Наши собственные артерии снабжения растянулись на немыслимое расстояние по континенту из Крыма до Германии. Механические поломки очень ненадежных германских локомотивов стали уже притчей во языцех в зимних условиях, когда они пересекали Украину при сильных морозах. Когда наступало потепление, моторизованные колонны утопали в трясине на мягких, немощеных дорогах Южной Украины и Северного Крыма. Дороги на глинистой почве становились практически непроходимыми для механизированных соединений, когда те пытались проложить путь в размякшей, пропитанной дождевой влагой земле. Сам вопрос поставок стал критической проблемой для всей 11-й армии.
Из-за ухудшившейся ситуации со снабжением приходилось очень скупо использовать тяжелые снаряды. Дневной паек становился все более однообразным и состоял главным образом из ячменного супа, смешанного со странным варевом из сушеных овощей, которые пехотинцы презрительно называли «проволочным заграждением», к чему добавлялся армейский пайковой сыр, выдавливаемый из тюбиков.
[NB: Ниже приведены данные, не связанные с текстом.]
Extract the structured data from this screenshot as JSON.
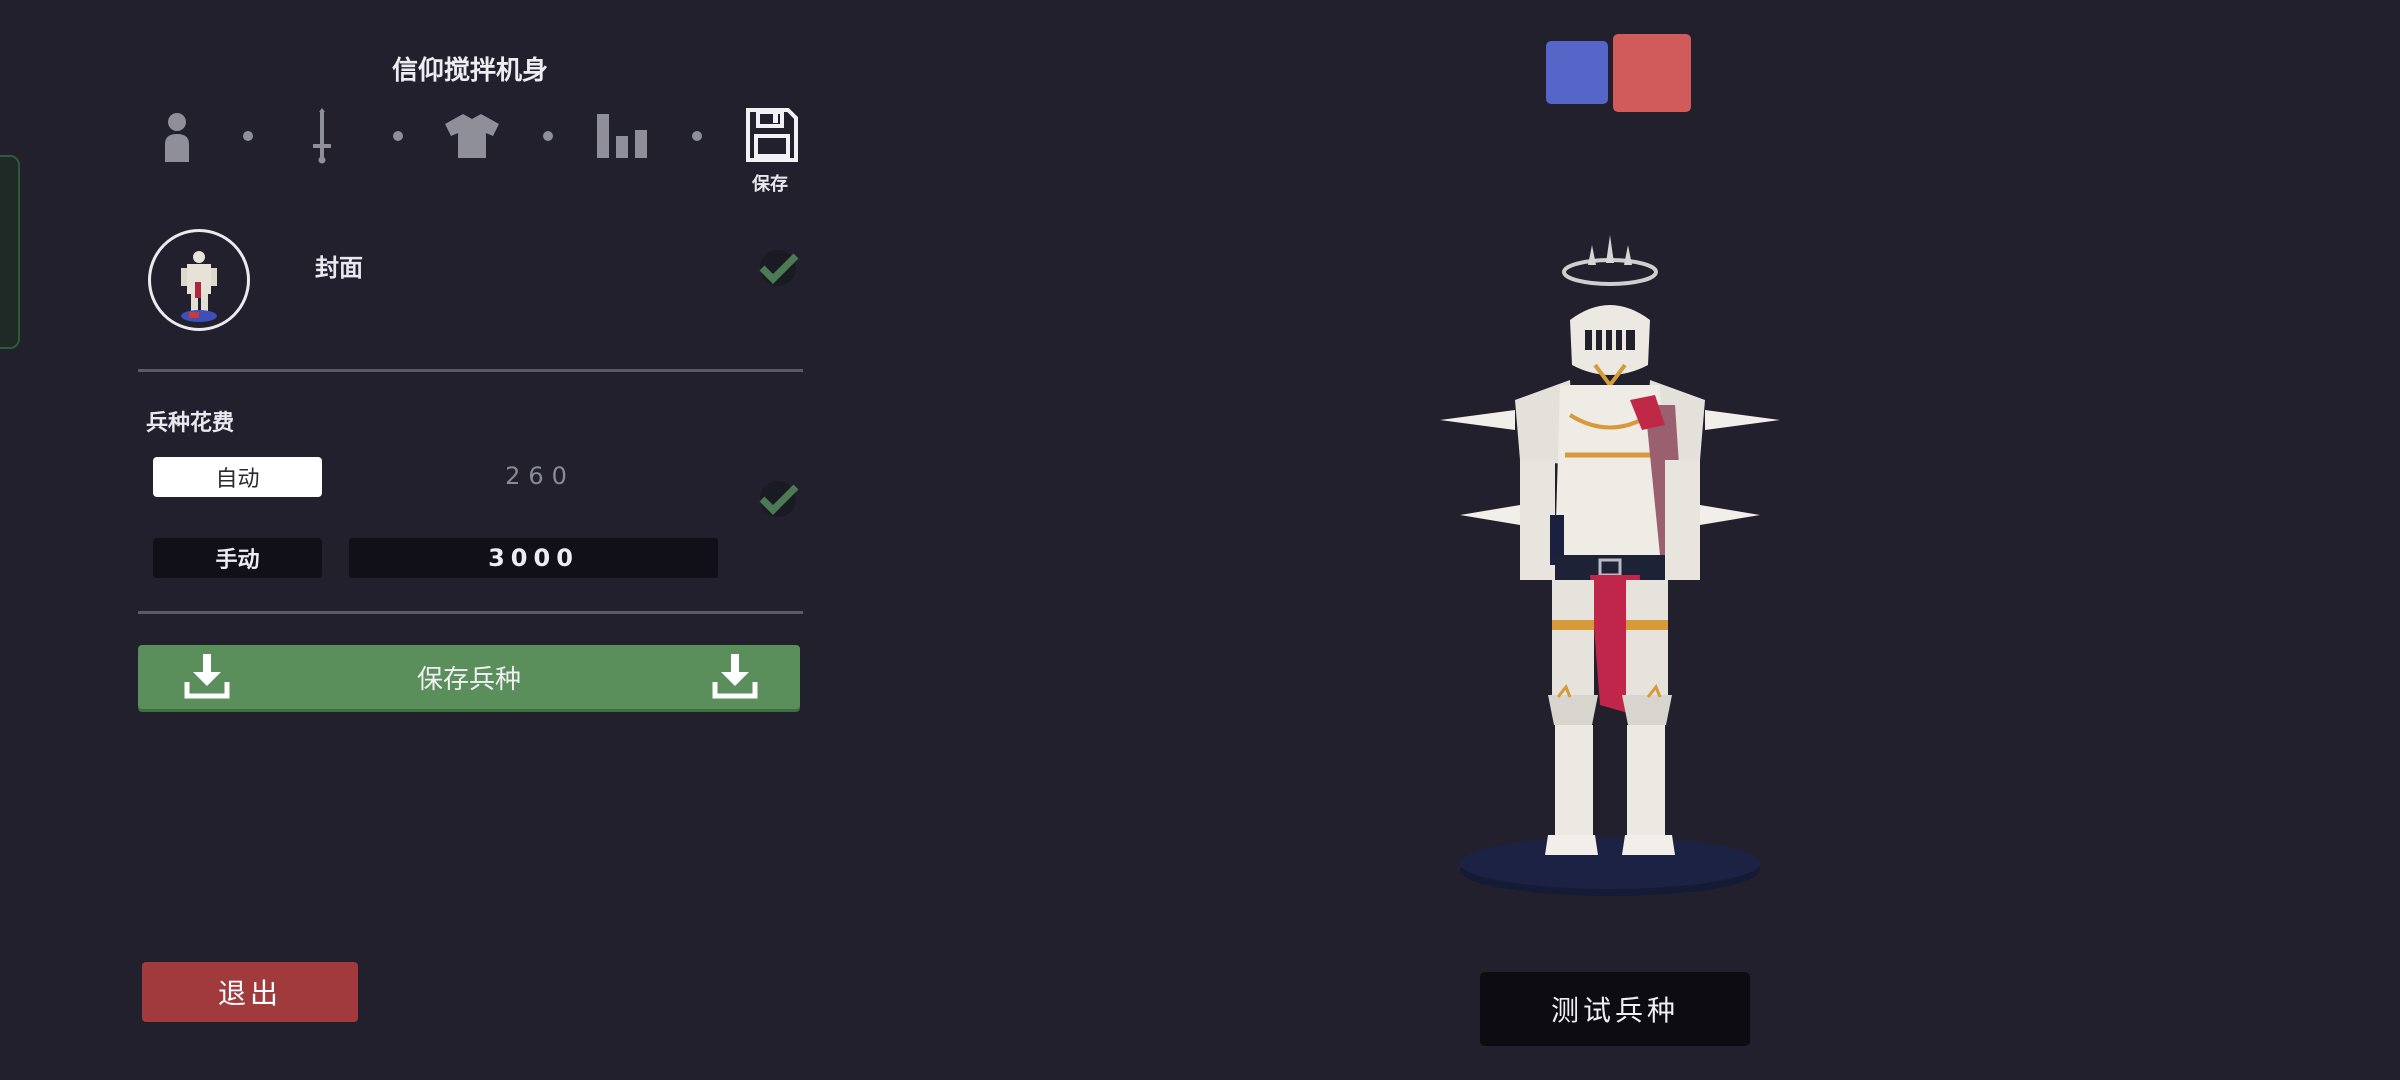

Незадолго до того, как нас на переднем крае в Мекензи сменила 24-я Саксонская пехотная дивизия, нас вновь стала изводить пропагандистская машина большевиков. Мы уже давно познакомились с листовками, которые призывали нас дезертировать, тонны которых сбрасывались на нас во время форсирования Днепра целую вечность тому назад. Ночи часто наполнялись визгом громкоговорителей, извергавших бесконечные политические речи и неуклюжие попытки убедить нас перейти на сторону врага:
«Германские солдаты и рабочие, сбросьте иго угнетающих вас империалистов и фашистской клики! Переходите к нам, в государство колхозников и рабочих. Вас ожидают чистые, удобные постели, красивые женщины, хорошая еда и приятное вино! И вам будет гарантирована жизнь!»
За этим следовал «Интернационал», на который мы обычно отвечали злыми пулеметными очередями. С монотонной регулярностью эта рутина возобновлялась каждое утро.
Через короткое время после отвода с передовой мы узнали, что участок сектора, который держала наша часть, перешел в руки русских. Мы понимали, что это отступление вполне могло произойти и тогда, когда мы занимали эти позиции; тем не менее, наши пехотинцы окрестили тех, кто сменил нас, «дивизией танго» – шаг вперед, два шага назад. Отношения между двумя пехотными дивизиями из-за этих слов стали настолько напряженными, что один из наших обер-лейтенантов и офицер из Саксонии чуть не сошлись на дуэли, которые уже несколько лет как были запрещены в Германии. Этот инцидент смогло предотвратить лишь своевременное вмешательство нашего командира.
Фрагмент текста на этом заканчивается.